Di fronte alla minaccia di un golpe militare ordito dagli uomini di Prigožin, dopo un inziale smarrimento Putin ha provveduto a correggere la linea, consultando anche i suoi alleati: tuttavia, se dal presidente kazako Toqaev non ha ottenuto altro che indifferenza (con tanto di comunicato ufficiale che stabilisce che quanto sta accadendo “è un affare interno della Russia”), dal caro vecchio Lukashenko ha ricevuto se non altro un po’ di comprensione, a partire dalle dichiarazioni del governo di Minsk sul pericolo estremo rappresentato dalle guerre civili nella storia russa, che da sempre si sono rivelate fonte di distruzione insensata.

Per evitare tale deriva, si rende ora necessario al Cremlino prepararsi a qualsiasi soluzione, anche la più estrema. Già diversi governatori hanno evocato per Prigožin un destino simile a quella di Boris Pugo, il Ministro che partecipò indirettamente al tentato golpe del 1991 e per evitare l’arresto si suicidò (non prima di aver sparato alla moglie). Forse ricordo male, ma una volta i russi questo genere di “lavoro sporco” non lo lasciavano all’iniziativa del singolo (dove siamo, in America?), ma provvedevano essi stessi all’esecuzione in modalità più o meno legali. Anche questo è evidentemente un segno dei tempi.

Nel frattempo la stampa occidentale (ed ucraina) gongola alle voci che si sovrappongono su una evacuazione di massa degli oligarchi da Mosca, accompagnati dal “capo dei capi” stesso, che sarebbe partito verso le 14 col suo Il-96-300PU per la volta di San Pietroburgo, accompagnato da uno stormo di aerei presidenziali e business jet [biznes-dzhet], mentre per la gente comune un biglietto per Erevan attualmente arriva a 200 mila rubli, e i voli per Istanbul, Astana e Tbilisi sono tutti esauriti.

Secondo le ultime indiscrezioni inoltre sembra che il Cremlino abbia provato a negoziare con Prigožin oltre ogni limite ragionevole, alimentando una personalità già strabordante che a quanto pare cercava solo un pretesto per creare un “culto” attorno a sé.
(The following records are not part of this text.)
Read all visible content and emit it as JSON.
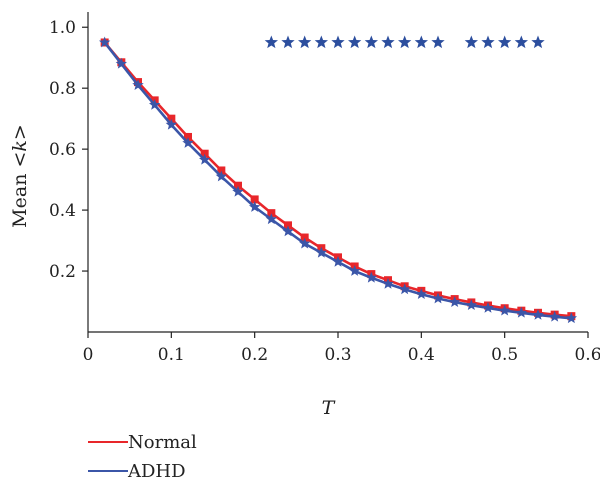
{
  "chart_data": {
    "type": "line",
    "title": "",
    "xlabel": "T",
    "ylabel": "Mean <k>",
    "xlim": [
      0,
      0.6
    ],
    "ylim": [
      0,
      1.05
    ],
    "xticks": [
      0,
      0.1,
      0.2,
      0.3,
      0.4,
      0.5,
      0.6
    ],
    "xtick_labels": [
      "0",
      "0.1",
      "0.2",
      "0.3",
      "0.4",
      "0.5",
      "0.6"
    ],
    "yticks": [
      0.2,
      0.4,
      0.6,
      0.8,
      1.0
    ],
    "ytick_labels": [
      "0.2",
      "0.4",
      "0.6",
      "0.8",
      "1.0"
    ],
    "grid": false,
    "legend_position": "bottom-left",
    "x": [
      0.02,
      0.04,
      0.06,
      0.08,
      0.1,
      0.12,
      0.14,
      0.16,
      0.18,
      0.2,
      0.22,
      0.24,
      0.26,
      0.28,
      0.3,
      0.32,
      0.34,
      0.36,
      0.38,
      0.4,
      0.42,
      0.44,
      0.46,
      0.48,
      0.5,
      0.52,
      0.54,
      0.56,
      0.58
    ],
    "series": [
      {
        "name": "Normal",
        "color": "#e8262a",
        "marker": "square",
        "values": [
          0.95,
          0.885,
          0.82,
          0.76,
          0.7,
          0.64,
          0.585,
          0.53,
          0.48,
          0.435,
          0.39,
          0.35,
          0.31,
          0.275,
          0.245,
          0.215,
          0.19,
          0.17,
          0.15,
          0.135,
          0.12,
          0.108,
          0.097,
          0.087,
          0.078,
          0.07,
          0.063,
          0.057,
          0.052
        ]
      },
      {
        "name": "ADHD",
        "color": "#3b56a8",
        "marker": "star",
        "values": [
          0.95,
          0.88,
          0.81,
          0.745,
          0.68,
          0.62,
          0.565,
          0.51,
          0.46,
          0.41,
          0.37,
          0.33,
          0.29,
          0.26,
          0.23,
          0.2,
          0.178,
          0.158,
          0.14,
          0.124,
          0.11,
          0.098,
          0.088,
          0.079,
          0.07,
          0.063,
          0.056,
          0.05,
          0.045
        ]
      }
    ],
    "significance": {
      "color": "#2c4e9e",
      "y": 0.95,
      "x": [
        0.22,
        0.24,
        0.26,
        0.28,
        0.3,
        0.32,
        0.34,
        0.36,
        0.38,
        0.4,
        0.42,
        0.46,
        0.48,
        0.5,
        0.52,
        0.54
      ]
    }
  }
}
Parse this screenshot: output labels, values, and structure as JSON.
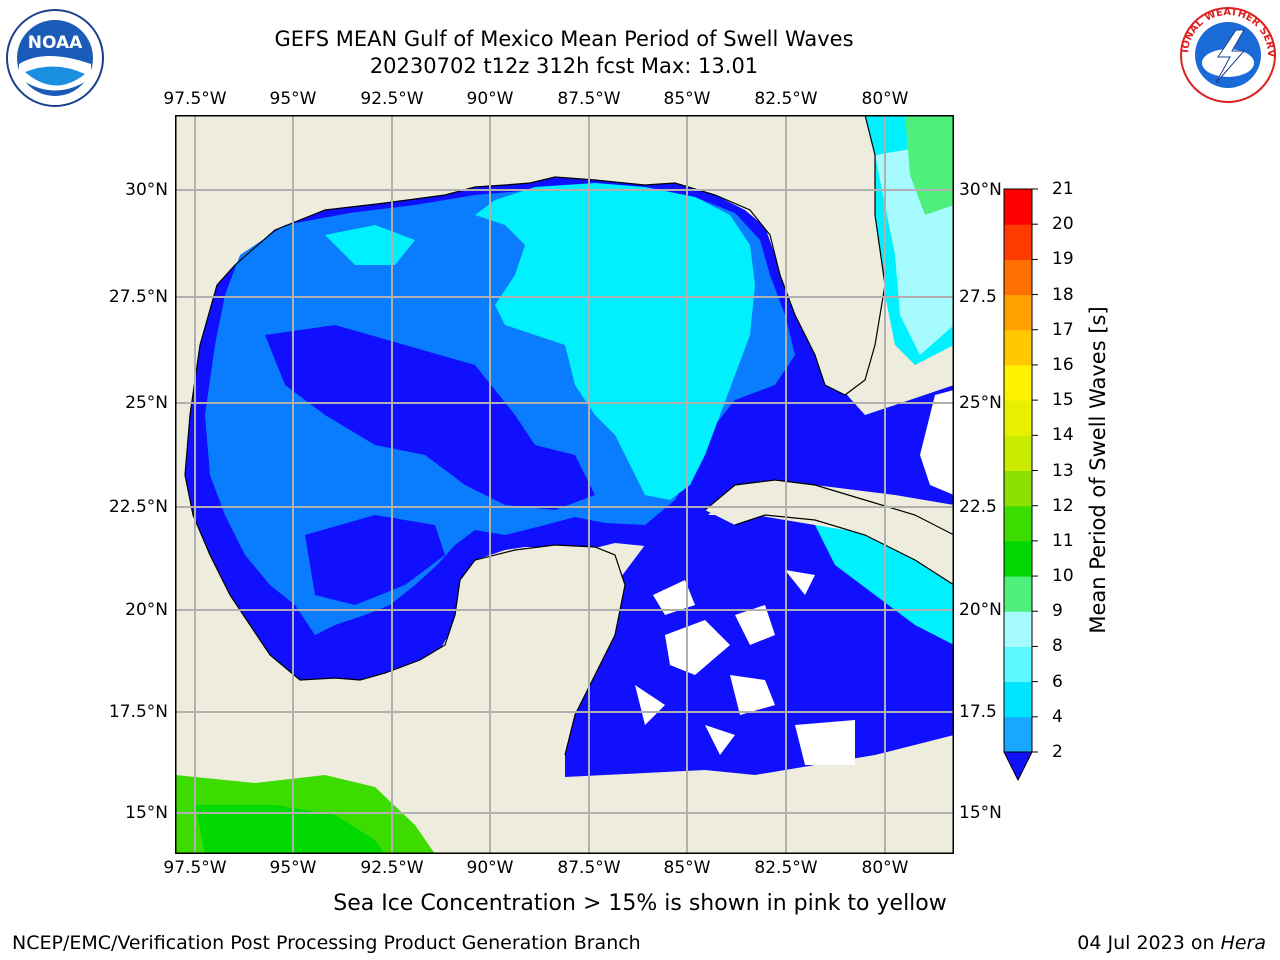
{
  "title_line1": "GEFS MEAN Gulf of Mexico Mean Period of Swell Waves",
  "title_line2": "20230702 t12z 312h fcst   Max: 13.01",
  "lon_labels": [
    "97.5°W",
    "95°W",
    "92.5°W",
    "90°W",
    "87.5°W",
    "85°W",
    "82.5°W",
    "80°W"
  ],
  "lat_labels_left": [
    "30°N",
    "27.5°N",
    "25°N",
    "22.5°N",
    "20°N",
    "17.5°N",
    "15°N"
  ],
  "lat_labels_right": [
    "30°N",
    "27.5",
    "25°N",
    "22.5",
    "20°N",
    "17.5",
    "15°N"
  ],
  "colorbar": {
    "label": "Mean Period of Swell Waves [s]",
    "ticks": [
      "2",
      "4",
      "6",
      "8",
      "9",
      "10",
      "11",
      "12",
      "13",
      "14",
      "15",
      "16",
      "17",
      "18",
      "19",
      "20",
      "21"
    ],
    "colors": [
      "#0a6cf5",
      "#19a8ff",
      "#00e5ff",
      "#5cf7ff",
      "#a6fbff",
      "#4fef7c",
      "#00d800",
      "#3ddc00",
      "#8ee000",
      "#c9ec00",
      "#e8f000",
      "#fff200",
      "#ffc800",
      "#ffa000",
      "#ff7000",
      "#ff3a00",
      "#ff0000"
    ],
    "extend_color": "#1010ff"
  },
  "note": "Sea Ice Concentration > 15% is shown in pink to yellow",
  "footer_left": "NCEP/EMC/Verification Post Processing Product Generation Branch",
  "footer_date": "04 Jul 2023 on",
  "footer_host": "Hera",
  "logo_left": "NOAA",
  "logo_right": "NATIONAL WEATHER SERVICE"
}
I tentativi di integare il Gruppo Wagner nell’apparato di difesa non sono andati a buon fine, nonostante sia intuibile da chiunque la difficoltà, da parte di una tellurocrazia, di condurre le guerre attraverso “compagnie private” (ancora una volta, non siamo in America).

Adesso pare che sia già giunto il momento delle extremae rationes, ma il dilemma è più che mai lancinante: annientare i mercenari prima che si avvicinino anche solo di 10 km dalla capitale, oppure attendere che la loro minaccia appaia più angosciante agli occhi dell’opinione pubblica e dunque trasformare Mosca e dintorni in un teatro di guerra? Il tempo per pensarci sta per scadere.